I spent some time this winter traveling with some of our faculty-led programs. It was quite interesting to experience the programs on-site after spending time planning them on paper. I learned a lot about many aspects of the programs, but I was particularly looking at program organization, priorities, and how faculty decided what to see and do on a short-term program. As I know you re all aware, it s a challenge on a 10-day or 2-week or even 3-week program to choose what to include and what to leave out. When you have students whose only study abroad experience may be your short-term faculty- led course, it makes sense to want to add in as much as the days can hold. We want to give them a rich and valuable program, right? And yet, at what point does adding in as much as the day can hold confuse the purpose of the course and make students wonder what the goals are? How closely should a short-term course zero in on the academic focus? All of the activities and visits? Most? Half?
Inter-cultural experiences are certainly essential in faculty-led courses, and they must be incorporated, but given the costs of travel and tuition, not many students these days can afford to study abroad for the experience. In designing a program, then, faculty must be able to answer such questions as, What is the goal of this course? If it s for credit, what kind of credit are students earning? What are they meant to be learning? What will they be assessed on? If you can t answer these questions from a home curriculum point of view, is it really an academic course?
There is no standard in the education abroad field for how to design a well-constructed faculty-led course where the on-site activities and resources focus on and support the academic goals of the course. Without standards in the field, each university and college must develop its own guidelines. And if you don t, you may get a course on the intersection of physics and theology taking students skiing or a chemistry course in Germany organizing a visit to Dachau. Well, why not, you might ask?
After having worked with the UMAIE January term consortium for many years, I believe the proposal form and review process offer a good model for answering that question. They guide and eventually require faculty to set academic goals and to demonstrate how each activity and visit on-site (both academic and cultural) supports their learning goals.
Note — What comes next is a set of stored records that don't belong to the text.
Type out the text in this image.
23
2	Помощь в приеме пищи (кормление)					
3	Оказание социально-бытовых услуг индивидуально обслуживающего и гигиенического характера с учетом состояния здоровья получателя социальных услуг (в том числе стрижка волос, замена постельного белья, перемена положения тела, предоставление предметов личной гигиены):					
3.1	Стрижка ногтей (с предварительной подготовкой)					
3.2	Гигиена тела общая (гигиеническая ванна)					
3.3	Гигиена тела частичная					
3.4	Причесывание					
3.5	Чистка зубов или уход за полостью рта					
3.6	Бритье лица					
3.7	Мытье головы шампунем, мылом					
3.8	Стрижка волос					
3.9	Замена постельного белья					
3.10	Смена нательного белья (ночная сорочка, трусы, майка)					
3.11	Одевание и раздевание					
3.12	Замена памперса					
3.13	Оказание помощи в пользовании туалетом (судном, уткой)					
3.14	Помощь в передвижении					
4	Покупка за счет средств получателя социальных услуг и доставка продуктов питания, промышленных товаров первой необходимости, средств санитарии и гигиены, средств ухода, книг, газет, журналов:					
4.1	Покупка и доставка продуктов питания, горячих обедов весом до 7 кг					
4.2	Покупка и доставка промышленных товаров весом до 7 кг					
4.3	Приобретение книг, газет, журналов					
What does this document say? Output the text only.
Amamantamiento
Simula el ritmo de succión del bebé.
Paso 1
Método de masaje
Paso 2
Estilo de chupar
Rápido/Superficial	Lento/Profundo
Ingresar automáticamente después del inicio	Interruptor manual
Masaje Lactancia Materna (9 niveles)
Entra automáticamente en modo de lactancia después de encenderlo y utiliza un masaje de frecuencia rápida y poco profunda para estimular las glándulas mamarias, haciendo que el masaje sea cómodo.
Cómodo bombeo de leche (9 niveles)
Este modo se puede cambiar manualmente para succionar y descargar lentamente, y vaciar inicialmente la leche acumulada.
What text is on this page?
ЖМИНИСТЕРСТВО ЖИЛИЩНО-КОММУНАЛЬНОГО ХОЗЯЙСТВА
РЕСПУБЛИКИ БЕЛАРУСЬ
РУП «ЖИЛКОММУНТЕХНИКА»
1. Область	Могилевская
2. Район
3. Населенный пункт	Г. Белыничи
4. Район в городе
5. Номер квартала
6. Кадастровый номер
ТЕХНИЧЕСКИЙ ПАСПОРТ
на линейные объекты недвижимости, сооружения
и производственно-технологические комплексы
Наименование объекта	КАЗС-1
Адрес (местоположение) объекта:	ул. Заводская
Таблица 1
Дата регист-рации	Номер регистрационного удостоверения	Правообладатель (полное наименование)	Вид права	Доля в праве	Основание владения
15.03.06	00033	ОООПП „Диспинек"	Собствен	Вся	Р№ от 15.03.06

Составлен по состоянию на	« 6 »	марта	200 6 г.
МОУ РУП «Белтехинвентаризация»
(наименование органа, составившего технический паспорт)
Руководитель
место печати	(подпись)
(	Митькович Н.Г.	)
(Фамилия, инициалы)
The Board also reviews proposals with the following questions in mind: why teach this particular class abroad? What is it about the chosen locations that make it important to teach there, and not on campus? What is it about the chosen locations that enhance the course topic?
These questions compel faculty to think about their syllabus and locations abroad as an intertwined whole. If you don t design the itinerary at the same time as you conceptualize the academic goals of the course, it s awfully difficult to discuss the purpose of a concentration camp visit in a Chemistry course.